Regional Planning Commission opts not to change pipeline endorsement
MIDDLEBURY — The Addison County Regional Planning Commission (ACRPC) on Wednesday, June 11, narrowly rejected a request from the town of Cornwall that the panel rescind its earlier vote indicating a majority opinion that Vermont Gas’s proposed Phase II pipeline could comply with the county’s regional plan.
It was on April 9 that the ACRPC board voted 15-11 that the proposed natural gas pipeline from Middlebury to Ticonderoga, N.Y., could pass muster with the Addison County Regional Plan. The board took the vote in light of the Vermont Public Service Board’s ongoing review of the pipeline plan, which would also flow through the towns of Cornwall and Shoreham and under Lake Champlain on its way to the International Paper mill.

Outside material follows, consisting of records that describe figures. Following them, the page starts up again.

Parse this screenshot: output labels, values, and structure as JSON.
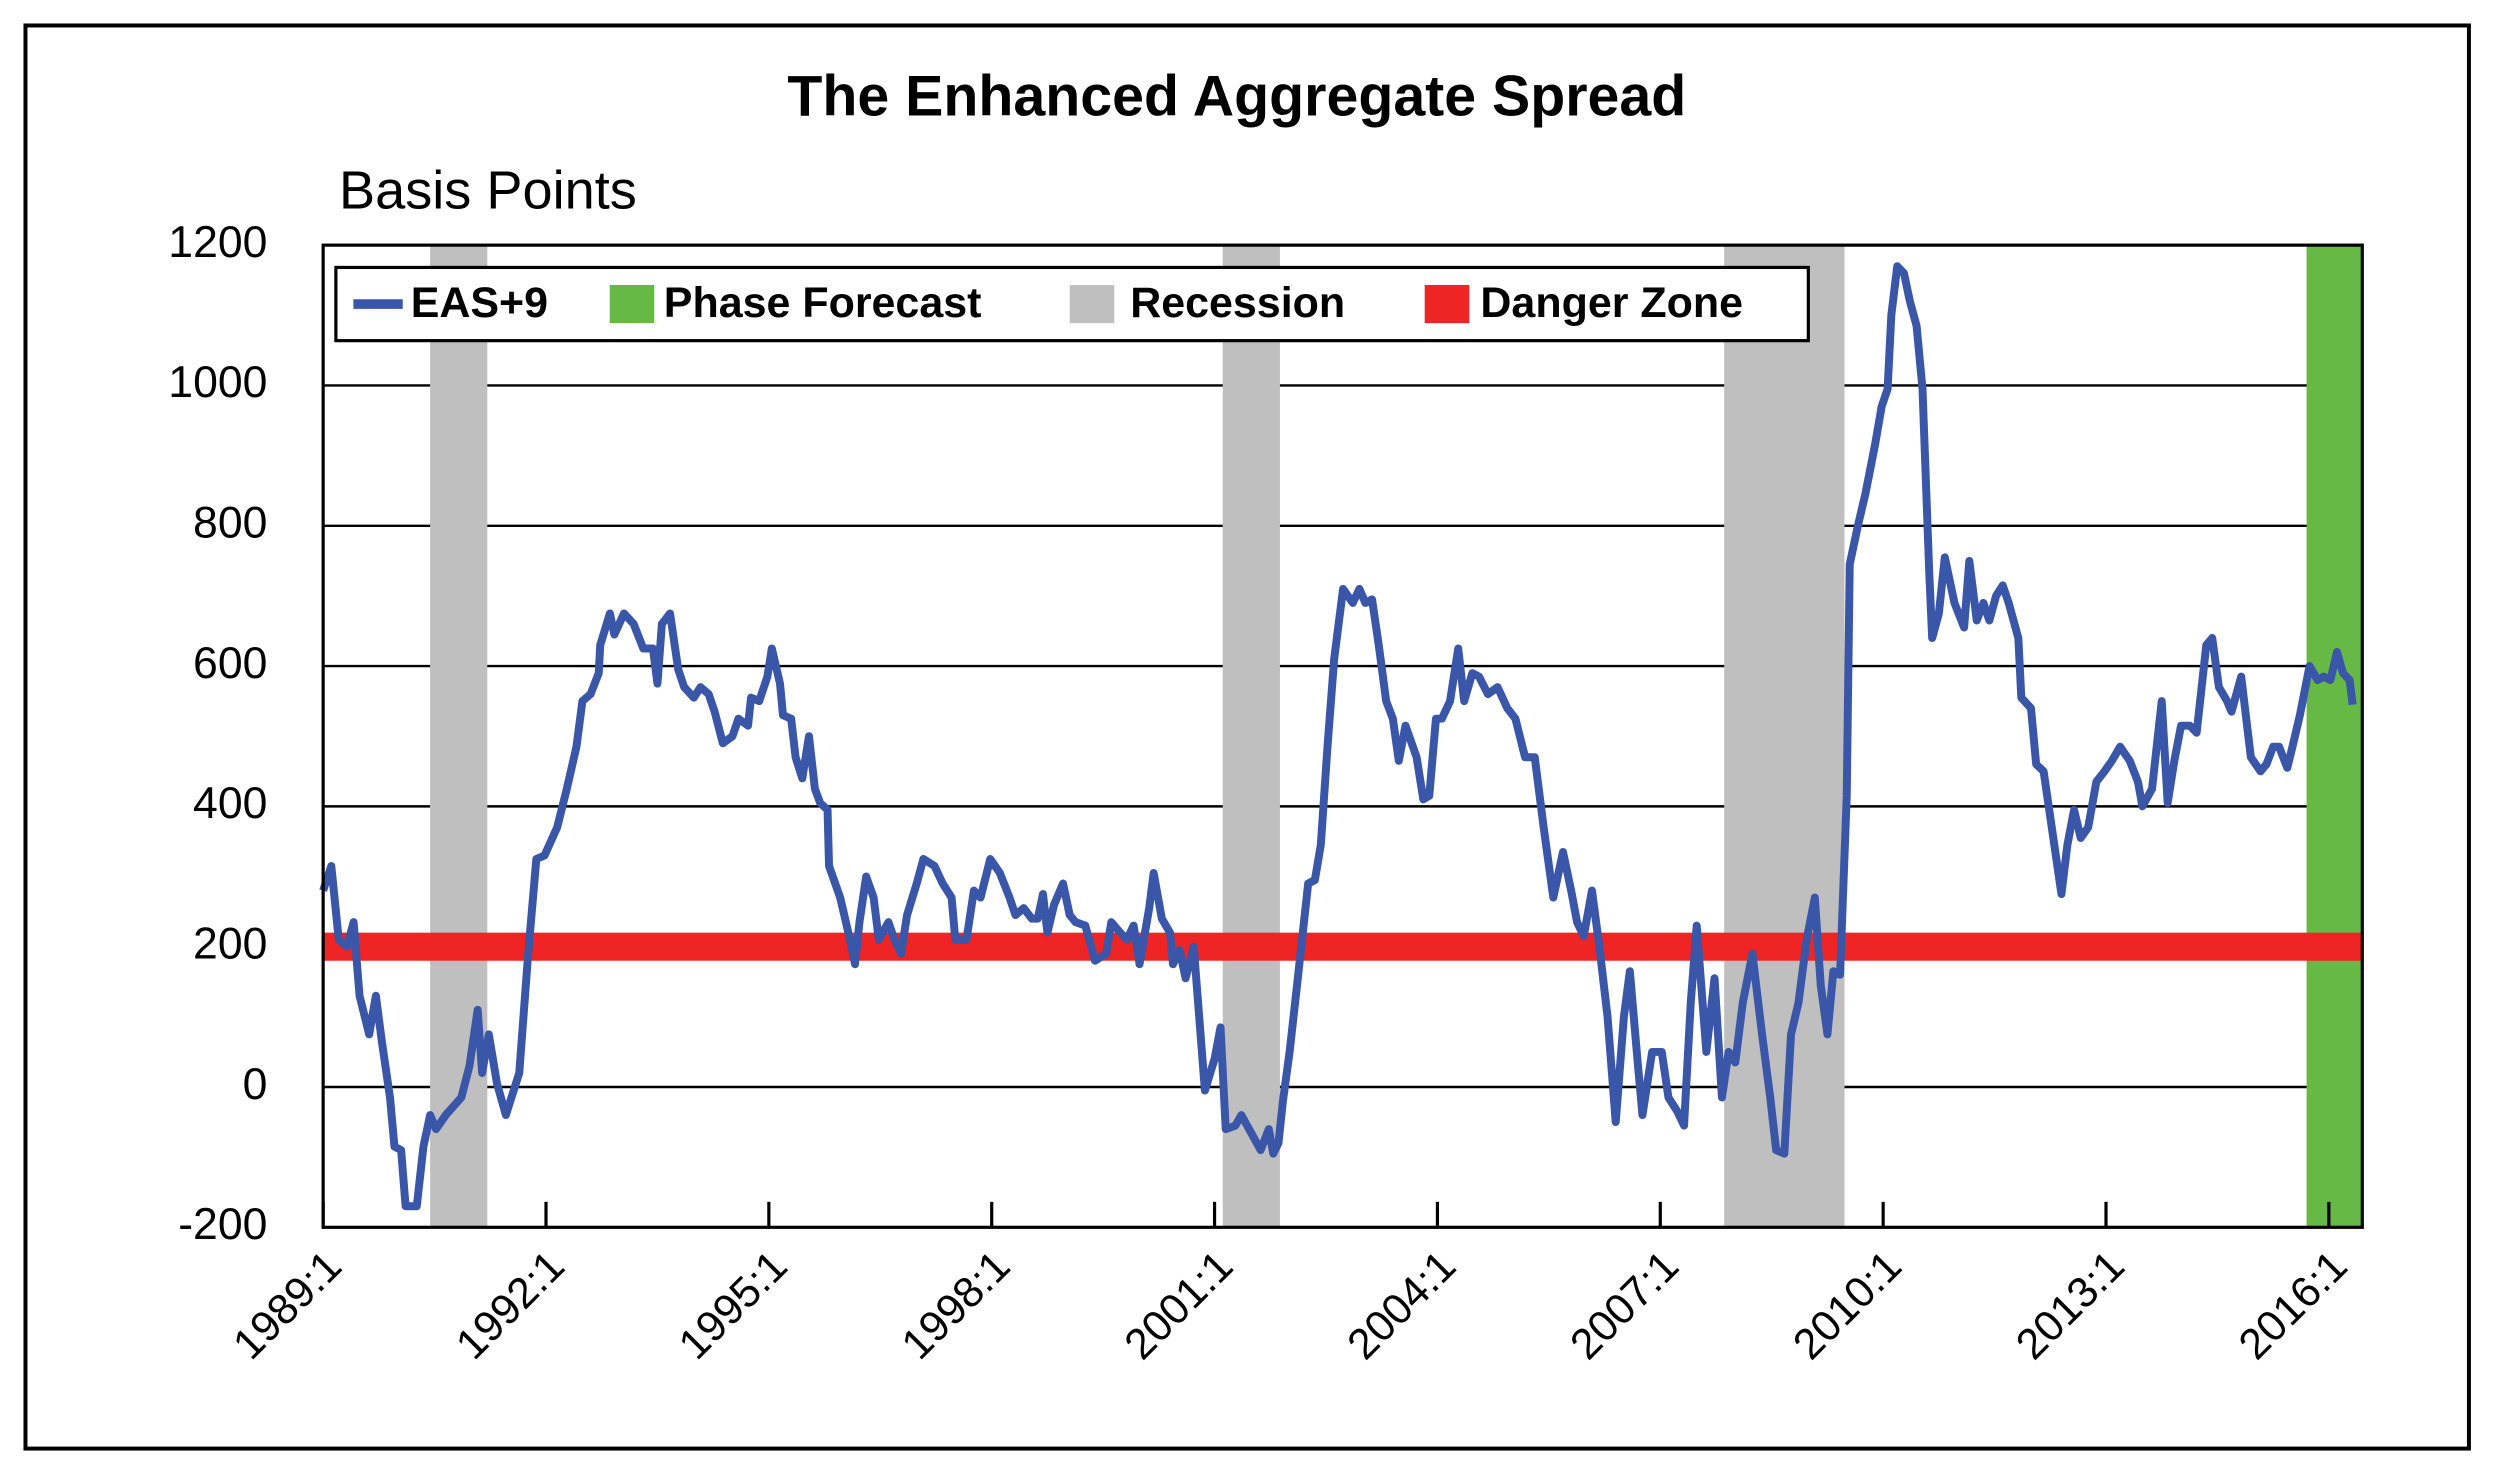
{
  "chart_data": {
    "type": "line",
    "title": "The Enhanced Aggregate Spread",
    "y_label": "Basis Points",
    "x": [
      1989.0,
      1989.11,
      1989.21,
      1989.32,
      1989.41,
      1989.49,
      1989.62,
      1989.71,
      1989.79,
      1989.9,
      1989.96,
      1990.05,
      1990.11,
      1990.26,
      1990.35,
      1990.44,
      1990.52,
      1990.65,
      1990.86,
      1990.97,
      1991.08,
      1991.14,
      1991.23,
      1991.34,
      1991.46,
      1991.64,
      1991.76,
      1991.87,
      1991.98,
      1992.15,
      1992.28,
      1992.41,
      1992.49,
      1992.6,
      1992.71,
      1992.73,
      1992.86,
      1992.92,
      1993.05,
      1993.18,
      1993.31,
      1993.44,
      1993.5,
      1993.56,
      1993.67,
      1993.78,
      1993.86,
      1993.99,
      1994.08,
      1994.19,
      1994.27,
      1994.38,
      1994.51,
      1994.59,
      1994.72,
      1994.76,
      1994.87,
      1994.98,
      1995.04,
      1995.15,
      1995.19,
      1995.3,
      1995.36,
      1995.45,
      1995.54,
      1995.62,
      1995.69,
      1995.79,
      1995.81,
      1995.96,
      1996.07,
      1996.16,
      1996.22,
      1996.31,
      1996.41,
      1996.48,
      1996.61,
      1996.69,
      1996.78,
      1996.86,
      1996.99,
      1997.08,
      1997.23,
      1997.34,
      1997.46,
      1997.51,
      1997.66,
      1997.76,
      1997.85,
      1997.98,
      1998.11,
      1998.24,
      1998.32,
      1998.43,
      1998.54,
      1998.62,
      1998.69,
      1998.75,
      1998.84,
      1998.96,
      1999.05,
      1999.13,
      1999.26,
      1999.39,
      1999.54,
      1999.61,
      1999.73,
      1999.82,
      1999.91,
      1999.99,
      2000.12,
      2000.18,
      2000.29,
      2000.4,
      2000.44,
      2000.53,
      2000.61,
      2000.72,
      2000.76,
      2000.87,
      2001.0,
      2001.08,
      2001.15,
      2001.28,
      2001.36,
      2001.49,
      2001.62,
      2001.73,
      2001.79,
      2001.86,
      2001.92,
      2002.01,
      2002.11,
      2002.26,
      2002.35,
      2002.43,
      2002.52,
      2002.61,
      2002.73,
      2002.86,
      2002.95,
      2003.03,
      2003.12,
      2003.21,
      2003.31,
      2003.4,
      2003.48,
      2003.57,
      2003.72,
      2003.81,
      2003.89,
      2003.98,
      2004.06,
      2004.17,
      2004.28,
      2004.36,
      2004.47,
      2004.56,
      2004.68,
      2004.81,
      2004.94,
      2005.05,
      2005.18,
      2005.31,
      2005.43,
      2005.56,
      2005.69,
      2005.8,
      2005.88,
      2005.97,
      2006.08,
      2006.18,
      2006.29,
      2006.4,
      2006.51,
      2006.59,
      2006.7,
      2006.76,
      2006.89,
      2007.02,
      2007.11,
      2007.23,
      2007.32,
      2007.41,
      2007.49,
      2007.62,
      2007.73,
      2007.83,
      2007.92,
      2008.01,
      2008.11,
      2008.24,
      2008.37,
      2008.48,
      2008.56,
      2008.67,
      2008.76,
      2008.86,
      2008.97,
      2009.08,
      2009.16,
      2009.25,
      2009.33,
      2009.42,
      2009.51,
      2009.55,
      2009.66,
      2009.76,
      2009.89,
      2009.98,
      2010.06,
      2010.11,
      2010.19,
      2010.28,
      2010.36,
      2010.45,
      2010.53,
      2010.62,
      2010.66,
      2010.75,
      2010.83,
      2010.96,
      2011.09,
      2011.16,
      2011.26,
      2011.35,
      2011.43,
      2011.52,
      2011.61,
      2011.69,
      2011.82,
      2011.86,
      2011.99,
      2012.06,
      2012.16,
      2012.27,
      2012.4,
      2012.48,
      2012.57,
      2012.66,
      2012.76,
      2012.87,
      2012.98,
      2013.08,
      2013.19,
      2013.32,
      2013.43,
      2013.49,
      2013.62,
      2013.75,
      2013.83,
      2013.92,
      2014.01,
      2014.13,
      2014.22,
      2014.35,
      2014.43,
      2014.52,
      2014.63,
      2014.69,
      2014.82,
      2014.95,
      2015.08,
      2015.16,
      2015.25,
      2015.33,
      2015.44,
      2015.51,
      2015.61,
      2015.74,
      2015.85,
      2015.93,
      2016.02,
      2016.11,
      2016.19,
      2016.28,
      2016.32
    ],
    "series": [
      {
        "name": "EAS+9",
        "color": "#3a56a8",
        "values": [
          280,
          315,
          210,
          200,
          235,
          130,
          75,
          130,
          65,
          -15,
          -85,
          -90,
          -170,
          -170,
          -85,
          -40,
          -60,
          -40,
          -15,
          30,
          110,
          20,
          75,
          5,
          -40,
          20,
          190,
          325,
          330,
          370,
          425,
          485,
          550,
          560,
          590,
          630,
          675,
          645,
          675,
          660,
          625,
          625,
          575,
          660,
          675,
          595,
          570,
          555,
          570,
          560,
          535,
          490,
          500,
          525,
          515,
          555,
          550,
          585,
          625,
          575,
          530,
          525,
          470,
          440,
          500,
          425,
          405,
          395,
          315,
          270,
          220,
          175,
          235,
          300,
          270,
          210,
          235,
          210,
          190,
          245,
          290,
          325,
          315,
          290,
          270,
          210,
          210,
          280,
          270,
          325,
          305,
          270,
          245,
          255,
          240,
          240,
          275,
          220,
          260,
          290,
          245,
          235,
          230,
          180,
          190,
          235,
          220,
          210,
          230,
          175,
          255,
          305,
          240,
          220,
          175,
          195,
          155,
          200,
          145,
          -5,
          40,
          85,
          -60,
          -55,
          -40,
          -65,
          -90,
          -60,
          -95,
          -80,
          -20,
          50,
          145,
          290,
          295,
          345,
          485,
          610,
          710,
          690,
          710,
          690,
          695,
          630,
          550,
          525,
          465,
          515,
          470,
          410,
          415,
          525,
          525,
          550,
          625,
          550,
          590,
          585,
          560,
          570,
          540,
          525,
          470,
          470,
          370,
          270,
          335,
          280,
          235,
          215,
          280,
          200,
          100,
          -50,
          100,
          165,
          30,
          -40,
          50,
          50,
          -15,
          -35,
          -55,
          120,
          230,
          50,
          155,
          -15,
          50,
          35,
          120,
          190,
          75,
          -15,
          -90,
          -95,
          75,
          120,
          210,
          270,
          145,
          75,
          165,
          160,
          415,
          745,
          800,
          845,
          915,
          970,
          995,
          1100,
          1170,
          1160,
          1120,
          1085,
          995,
          735,
          640,
          675,
          755,
          690,
          655,
          750,
          665,
          690,
          665,
          700,
          715,
          690,
          640,
          555,
          540,
          460,
          450,
          370,
          275,
          345,
          395,
          355,
          370,
          435,
          450,
          465,
          485,
          465,
          435,
          400,
          425,
          550,
          405,
          465,
          515,
          515,
          505,
          630,
          640,
          570,
          550,
          535,
          585,
          470,
          450,
          460,
          485,
          485,
          455,
          485,
          530,
          600,
          580,
          585,
          580,
          620,
          590,
          580,
          545
        ]
      }
    ],
    "phase_forecast": {
      "name": "Phase Forecast",
      "color": "#67b946",
      "span": [
        2015.7,
        2016.45
      ]
    },
    "recession": {
      "name": "Recession",
      "color": "#c0bfc0",
      "spans": [
        [
          1990.44,
          1991.21
        ],
        [
          2001.11,
          2001.88
        ],
        [
          2007.86,
          2009.48
        ]
      ]
    },
    "danger_zone": {
      "name": "Danger Zone",
      "color": "#ee2524",
      "range": [
        180,
        220
      ]
    },
    "xlim": [
      1989,
      2016.45
    ],
    "ylim": [
      -200,
      1200
    ],
    "xticks": [
      {
        "value": 1989,
        "label": "1989:1"
      },
      {
        "value": 1992,
        "label": "1992:1"
      },
      {
        "value": 1995,
        "label": "1995:1"
      },
      {
        "value": 1998,
        "label": "1998:1"
      },
      {
        "value": 2001,
        "label": "2001:1"
      },
      {
        "value": 2004,
        "label": "2004:1"
      },
      {
        "value": 2007,
        "label": "2007:1"
      },
      {
        "value": 2010,
        "label": "2010:1"
      },
      {
        "value": 2013,
        "label": "2013:1"
      },
      {
        "value": 2016,
        "label": "2016:1"
      }
    ],
    "yticks": [
      -200,
      0,
      200,
      400,
      600,
      800,
      1000,
      1200
    ],
    "grid": true,
    "legend": "top-left"
  }
}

Cornwall’s ACRPC delegation of Holly Noordsy, Jim Duclos and alternates Stan Grzyb and Colin Kriwox introduced the motion to rescind the April 9 vote on behalf of their local selectboard.

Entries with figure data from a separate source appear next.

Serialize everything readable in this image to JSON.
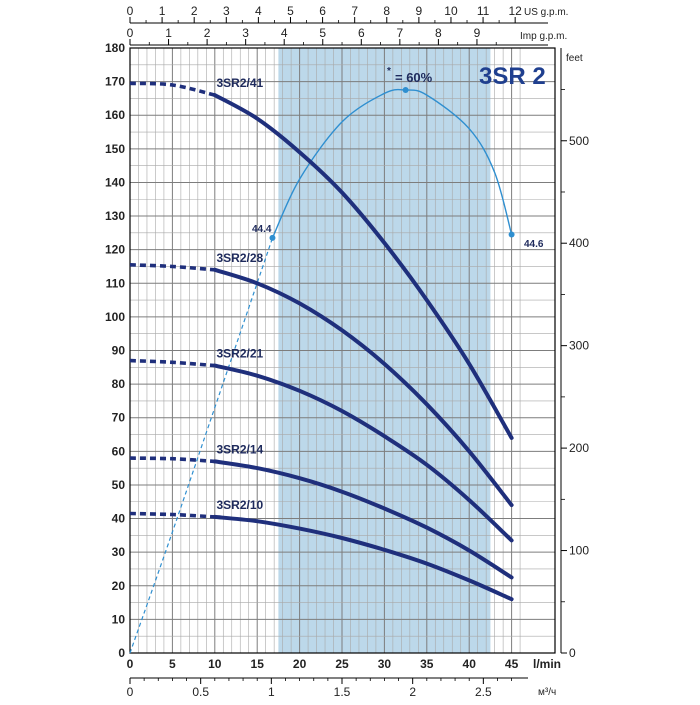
{
  "chart_data": {
    "type": "line",
    "title": "3SR 2",
    "x_unit": "l/min",
    "x_ticks": [
      0,
      5,
      10,
      15,
      20,
      25,
      30,
      35,
      40,
      45
    ],
    "xlim": [
      0,
      46.5
    ],
    "y_left_ticks": [
      0,
      10,
      20,
      30,
      40,
      50,
      60,
      70,
      80,
      90,
      100,
      110,
      120,
      130,
      140,
      150,
      160,
      170,
      180
    ],
    "ylim": [
      0,
      180
    ],
    "y_right_unit": "feet",
    "y_right_ticks": [
      0,
      100,
      200,
      300,
      400,
      500
    ],
    "feet_per_meter": 3.28084,
    "top_us_unit": "US g.p.m.",
    "top_us_ticks": [
      0,
      1,
      2,
      3,
      4,
      5,
      6,
      7,
      8,
      9,
      10,
      11,
      12
    ],
    "top_imp_unit": "Imp g.p.m.",
    "top_imp_ticks": [
      0,
      1,
      2,
      3,
      4,
      5,
      6,
      7,
      8,
      9
    ],
    "bottom_m3_unit": "м³/ч",
    "bottom_m3_ticks": [
      "0",
      "0.5",
      "1",
      "1.5",
      "2",
      "2.5"
    ],
    "recommended_range": [
      17.5,
      42.5
    ],
    "series": [
      {
        "name": "3SR2/41",
        "x": [
          0,
          5,
          10,
          15,
          20,
          25,
          30,
          35,
          40,
          45
        ],
        "y": [
          169.5,
          169,
          166,
          159,
          149,
          137,
          122,
          105,
          86,
          64
        ],
        "solid_from_x": 10
      },
      {
        "name": "3SR2/28",
        "x": [
          0,
          5,
          10,
          15,
          20,
          25,
          30,
          35,
          40,
          45
        ],
        "y": [
          115.5,
          115,
          114,
          110,
          104,
          96,
          86,
          74,
          60,
          44
        ],
        "solid_from_x": 10
      },
      {
        "name": "3SR2/21",
        "x": [
          0,
          5,
          10,
          15,
          20,
          25,
          30,
          35,
          40,
          45
        ],
        "y": [
          87,
          86.5,
          85.5,
          82.5,
          78,
          72,
          64.5,
          56,
          45.5,
          33.5
        ],
        "solid_from_x": 10
      },
      {
        "name": "3SR2/14",
        "x": [
          0,
          5,
          10,
          15,
          20,
          25,
          30,
          35,
          40,
          45
        ],
        "y": [
          58,
          57.8,
          57,
          55,
          52,
          48,
          43,
          37.3,
          30.5,
          22.5
        ],
        "solid_from_x": 10
      },
      {
        "name": "3SR2/10",
        "x": [
          0,
          5,
          10,
          15,
          20,
          25,
          30,
          35,
          40,
          45
        ],
        "y": [
          41.5,
          41.2,
          40.5,
          39.2,
          37,
          34.2,
          30.7,
          26.6,
          21.6,
          16
        ],
        "solid_from_x": 10
      }
    ],
    "efficiency": {
      "peak_label": "= 60%",
      "left_label": "44.4",
      "right_label": "44.6",
      "dashed": [
        [
          0,
          0
        ],
        [
          5,
          36
        ],
        [
          10,
          73
        ],
        [
          16.8,
          123.5
        ]
      ],
      "solid": [
        [
          16.8,
          123.5
        ],
        [
          20,
          141
        ],
        [
          25,
          158
        ],
        [
          30,
          166.5
        ],
        [
          32.5,
          167.5
        ],
        [
          35,
          166
        ],
        [
          40,
          156
        ],
        [
          43,
          143
        ],
        [
          45,
          124.5
        ]
      ],
      "points": [
        [
          16.8,
          123.5
        ],
        [
          32.5,
          167.5
        ],
        [
          45,
          124.5
        ]
      ]
    }
  }
}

On Wednesday, the board voted 13-10 against the motion.
“I was pleased that the motion got to the floor in spite of spirited efforts to block the vote by any means possible,” Noordsy said in an email Friday morning. “I was of course disappointed that the motion did not pass but the very close 13-10 result again showed a commission sharply divided.”

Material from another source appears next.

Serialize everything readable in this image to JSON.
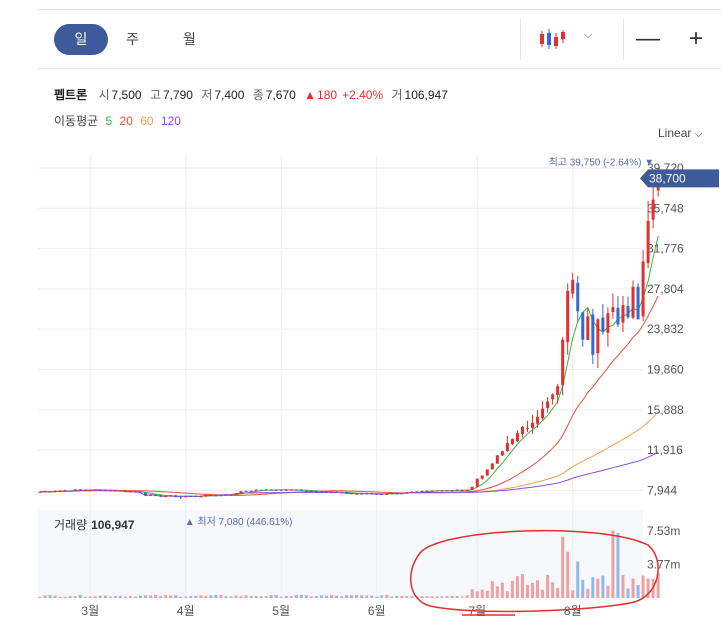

The pipeline plan has drawn heavy opposition from affected property owners, environmentalists and various town officials. The communities of Cornwall and Shoreham both passed Town Meeting Day resolutions opposing the $70 million project, which would be underwritten by IP.
Opponents have pointed to the energy section of the Addison County Regional Plan, which takes a position against the construction or expansion of “large-scale energy or transmission facilities” that serve the primary purpose of funneling energy to markets outside of the Addison region. Opponents have also argued that Ticonderoga, N.Y., should not be considered part of the “Addison region.”
But a slight majority of ACRPC board members on April 9 said they believed the Addison region extends beyond the county’s borders. Proponents also contended that the county should not oppose a project that would offer lower-cost natural gas to Addison County businesses and homes; a few homes in Cornwall and Shoreham may be able to tap into the pipeline.
Cornwall’s motion drew substantive debate for quite awhile at the June 11 ACRPC meeting. Adam Lougee, executive director of the ACRPC, said board members on both sides were given an opportunity to speak before the closely drawn vote.
Noordsy gave her reflections on the reasons for the split on the commission.
“Most concerning … is the continued inability or unwillingness of some delegates to distinguish between Phase I and Phase II of the project and the lingering misconception that the vote was somehow about whether a given delegate ‘supported’ the project,” she wrote. “Delegates were not charged to vote on support or non-support but rather to determine whether or not the Phase II project conforms to the regional plan, which I believe it clearly does not.”